On ne peut que s’étonner du fait que d’éminents scientifiques non-croyants se laissent parfois enfermer dans la problématique du concordisme. Steven Hawking, par exemple, affirme : « Mais si l’Univers n’a ni singularité ni bord et est complètement décrit par une théorie unifiée, cela a de profondes conséquences sur le rôle de Dieu en tant que créateur » 13. En réalité, cela n’en a aucune, à moins d’arriver à caractériser Dieu de façon suffisamment précise pour servir d’alternative à l’absence de singularité et de bord (qui, eux, sont définis de façon mathématique). Le biologiste Richard Dawkins explique qu’il a un jour déclaré à un philosophe, au cours d’un dîner, qu’il ne pouvait pas imaginer être athée avant 1859, année de la parution de L’Origine des espèces de Darwin 14. Ce qui revient implicitement à critiquer l’attitude des athées du xviiie siècle. Pour comprendre néanmoins pourquoi ceux-ci avaient raison, imaginons qu’on démontre demain – ce qui est évidemment impossible – que toutes les données géologiques, biologiques et autres sur l’évolution sont une gigantesque erreur et que la Terre est vieille de 10 000 ans. Ceci nous ramènerait plus ou moins à la situation du xviiie siècle. Nul doute que les croyants, surtout les plus orthodoxes, pousseraient un immense cri de joie. Néanmoins, je ne considérerais nullement cette découverte comme un argument en leur faveur. Cela montrerait que nous n’avons, après tout, pas d’explication de la diversité et de la complexité des espèces. Bien. Et alors ? Le fait que nous n’ayons aucune explication d’un phénomène n’implique nullement qu’une explication qui n’en est pas une (par exemple, une explication théologique) devienne subitement valable.

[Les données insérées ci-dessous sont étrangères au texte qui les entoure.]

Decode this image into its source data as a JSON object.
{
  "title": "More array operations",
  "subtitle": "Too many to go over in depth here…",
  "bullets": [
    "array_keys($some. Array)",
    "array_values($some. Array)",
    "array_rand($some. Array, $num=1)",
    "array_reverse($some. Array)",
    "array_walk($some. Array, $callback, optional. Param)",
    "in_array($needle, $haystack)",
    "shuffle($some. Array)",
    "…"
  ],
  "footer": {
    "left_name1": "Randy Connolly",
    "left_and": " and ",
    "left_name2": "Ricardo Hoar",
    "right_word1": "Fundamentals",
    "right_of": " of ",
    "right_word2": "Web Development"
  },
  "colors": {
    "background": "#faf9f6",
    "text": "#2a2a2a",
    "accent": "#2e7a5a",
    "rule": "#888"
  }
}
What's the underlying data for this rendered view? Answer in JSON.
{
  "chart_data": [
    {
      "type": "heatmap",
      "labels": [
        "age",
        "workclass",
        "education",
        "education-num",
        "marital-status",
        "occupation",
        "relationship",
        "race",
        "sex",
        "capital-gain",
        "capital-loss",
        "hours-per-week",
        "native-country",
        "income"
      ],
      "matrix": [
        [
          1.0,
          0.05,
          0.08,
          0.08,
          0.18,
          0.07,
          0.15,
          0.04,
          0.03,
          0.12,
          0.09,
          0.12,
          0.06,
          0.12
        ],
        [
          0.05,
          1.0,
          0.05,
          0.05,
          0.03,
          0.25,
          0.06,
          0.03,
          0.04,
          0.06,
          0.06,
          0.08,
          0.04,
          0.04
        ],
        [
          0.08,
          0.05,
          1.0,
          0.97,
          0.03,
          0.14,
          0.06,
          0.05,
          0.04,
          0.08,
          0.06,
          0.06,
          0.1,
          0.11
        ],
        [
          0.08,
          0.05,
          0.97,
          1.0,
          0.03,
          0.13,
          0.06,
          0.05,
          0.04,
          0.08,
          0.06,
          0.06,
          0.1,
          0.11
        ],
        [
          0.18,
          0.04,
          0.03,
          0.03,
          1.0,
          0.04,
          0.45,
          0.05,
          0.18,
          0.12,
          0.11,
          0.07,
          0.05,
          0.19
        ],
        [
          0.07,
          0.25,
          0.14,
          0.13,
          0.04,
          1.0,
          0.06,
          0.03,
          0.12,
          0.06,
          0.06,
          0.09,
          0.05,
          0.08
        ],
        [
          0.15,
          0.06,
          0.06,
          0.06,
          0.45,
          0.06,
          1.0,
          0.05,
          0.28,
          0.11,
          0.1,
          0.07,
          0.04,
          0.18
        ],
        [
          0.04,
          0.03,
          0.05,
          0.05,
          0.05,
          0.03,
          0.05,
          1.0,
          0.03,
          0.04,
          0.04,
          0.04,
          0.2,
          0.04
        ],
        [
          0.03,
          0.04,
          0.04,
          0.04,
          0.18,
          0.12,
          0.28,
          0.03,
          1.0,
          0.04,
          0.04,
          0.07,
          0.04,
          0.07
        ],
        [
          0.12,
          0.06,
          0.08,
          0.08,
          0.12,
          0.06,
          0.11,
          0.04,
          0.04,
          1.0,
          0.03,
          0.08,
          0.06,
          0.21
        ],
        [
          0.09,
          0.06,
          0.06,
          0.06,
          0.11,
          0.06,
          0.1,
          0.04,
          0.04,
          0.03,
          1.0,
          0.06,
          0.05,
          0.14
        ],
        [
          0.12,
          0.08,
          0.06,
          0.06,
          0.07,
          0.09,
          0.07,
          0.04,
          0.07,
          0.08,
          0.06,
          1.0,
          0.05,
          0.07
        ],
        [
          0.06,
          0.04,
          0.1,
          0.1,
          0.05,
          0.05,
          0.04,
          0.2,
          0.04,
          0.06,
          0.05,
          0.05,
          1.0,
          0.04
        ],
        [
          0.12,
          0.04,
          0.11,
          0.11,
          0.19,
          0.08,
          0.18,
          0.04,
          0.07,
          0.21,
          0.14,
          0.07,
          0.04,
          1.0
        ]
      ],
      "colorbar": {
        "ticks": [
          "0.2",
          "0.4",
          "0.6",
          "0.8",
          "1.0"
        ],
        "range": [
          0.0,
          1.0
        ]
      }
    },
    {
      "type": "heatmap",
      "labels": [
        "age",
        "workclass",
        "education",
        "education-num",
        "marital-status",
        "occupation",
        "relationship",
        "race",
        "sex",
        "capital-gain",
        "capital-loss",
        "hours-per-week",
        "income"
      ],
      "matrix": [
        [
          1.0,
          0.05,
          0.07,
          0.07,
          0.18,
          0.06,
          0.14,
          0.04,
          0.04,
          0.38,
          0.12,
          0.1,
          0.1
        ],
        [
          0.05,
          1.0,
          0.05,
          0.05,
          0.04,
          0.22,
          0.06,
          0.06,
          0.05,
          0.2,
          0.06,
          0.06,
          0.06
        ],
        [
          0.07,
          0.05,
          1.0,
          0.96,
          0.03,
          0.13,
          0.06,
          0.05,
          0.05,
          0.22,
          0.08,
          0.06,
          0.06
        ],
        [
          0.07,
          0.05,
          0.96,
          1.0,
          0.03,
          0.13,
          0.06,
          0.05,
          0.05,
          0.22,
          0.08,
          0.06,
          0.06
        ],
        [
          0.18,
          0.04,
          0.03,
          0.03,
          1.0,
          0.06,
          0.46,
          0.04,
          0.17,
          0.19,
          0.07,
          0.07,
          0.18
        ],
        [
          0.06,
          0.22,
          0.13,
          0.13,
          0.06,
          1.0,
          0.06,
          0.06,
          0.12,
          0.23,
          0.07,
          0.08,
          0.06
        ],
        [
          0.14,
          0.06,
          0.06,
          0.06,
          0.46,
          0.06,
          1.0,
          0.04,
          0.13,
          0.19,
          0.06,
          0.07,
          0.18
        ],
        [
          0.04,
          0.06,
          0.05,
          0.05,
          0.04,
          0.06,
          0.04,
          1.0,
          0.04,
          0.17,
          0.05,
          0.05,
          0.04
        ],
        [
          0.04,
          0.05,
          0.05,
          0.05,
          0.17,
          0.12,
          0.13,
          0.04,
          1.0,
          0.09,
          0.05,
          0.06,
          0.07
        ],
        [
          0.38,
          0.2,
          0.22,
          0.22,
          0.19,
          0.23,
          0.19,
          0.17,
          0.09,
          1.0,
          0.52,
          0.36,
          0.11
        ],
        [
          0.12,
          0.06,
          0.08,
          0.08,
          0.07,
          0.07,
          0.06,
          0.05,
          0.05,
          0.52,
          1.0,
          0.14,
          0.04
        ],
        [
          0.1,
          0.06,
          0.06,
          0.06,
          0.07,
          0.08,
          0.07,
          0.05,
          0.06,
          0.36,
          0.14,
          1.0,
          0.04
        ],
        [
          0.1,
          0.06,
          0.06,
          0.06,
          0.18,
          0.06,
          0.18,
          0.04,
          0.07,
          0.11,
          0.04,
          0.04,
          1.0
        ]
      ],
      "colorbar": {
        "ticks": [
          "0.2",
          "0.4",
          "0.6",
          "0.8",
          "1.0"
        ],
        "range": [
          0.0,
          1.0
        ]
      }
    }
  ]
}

La célèbre phrase de Jacques Monod, « L’homme sait enfin qu’il est seul dans l’immensité indifférente de l’Univers d’où il a émergé par hasard 15 », souffre également d’une certaine ambiguïté, qu’on retrouve chez certains biologistes ; que veut dire ici le mot « hasard » ? S’il signifie que l’homme n’était pas prédestiné, ce n’est pas réellement une découverte scientifique ; les explications en termes de causes finales ont été abandonnées pour des raisons similaires à celles qui ont mené à l’abandon des explications de type religieux (impossibilité de les formuler de façon à ce qu’elles soient testées). Mais si le terme désigne ce qui n’a pas de causes (antécédentes), alors la phrase exprime simplement notre ignorance concernant l’origine de la vie ou certains aspects de son évolution. Le hasard n’est pas plus une cause ou une explication que Dieu 16.

En fin de compte, le Dieu soi-disant découvert par la science, comme le hasard, n’est qu’un nom que nous utilisons pour recouvrir notre ignorance d’un peu de dignité.

Notons finalement que, lorsque l’Église s’est décidée à reconnaître ses torts dans l’affaire Galilée (au terme d’une enquête qui a duré de 1981 à 1992), le cardinal Poupard déclara, en présence du pape : « Certains théologiens contemporains de Galilée n’ont pas su interpréter la signification profonde, non littérale, des Écritures 17 ». Mais ni lui ni Sa Sainteté ne semblent apprécier l’importance du fait que c’est l’action courageuse de milliers de non-croyants ou de croyants suffisamment sceptiques qui ont amené les théologiens à découvrir cette « signification profonde » 18. On ne peut s’empêcher d’être perplexe face au comportement d’une divinité qui se révèle dans des Écrits, dont la véritable signification échappe totalement durant des siècles aux croyants les plus zélés et ne finit par être comprise que grâce aux travaux des sceptiques ; les voies de la Providence sont vraiment impénétrables.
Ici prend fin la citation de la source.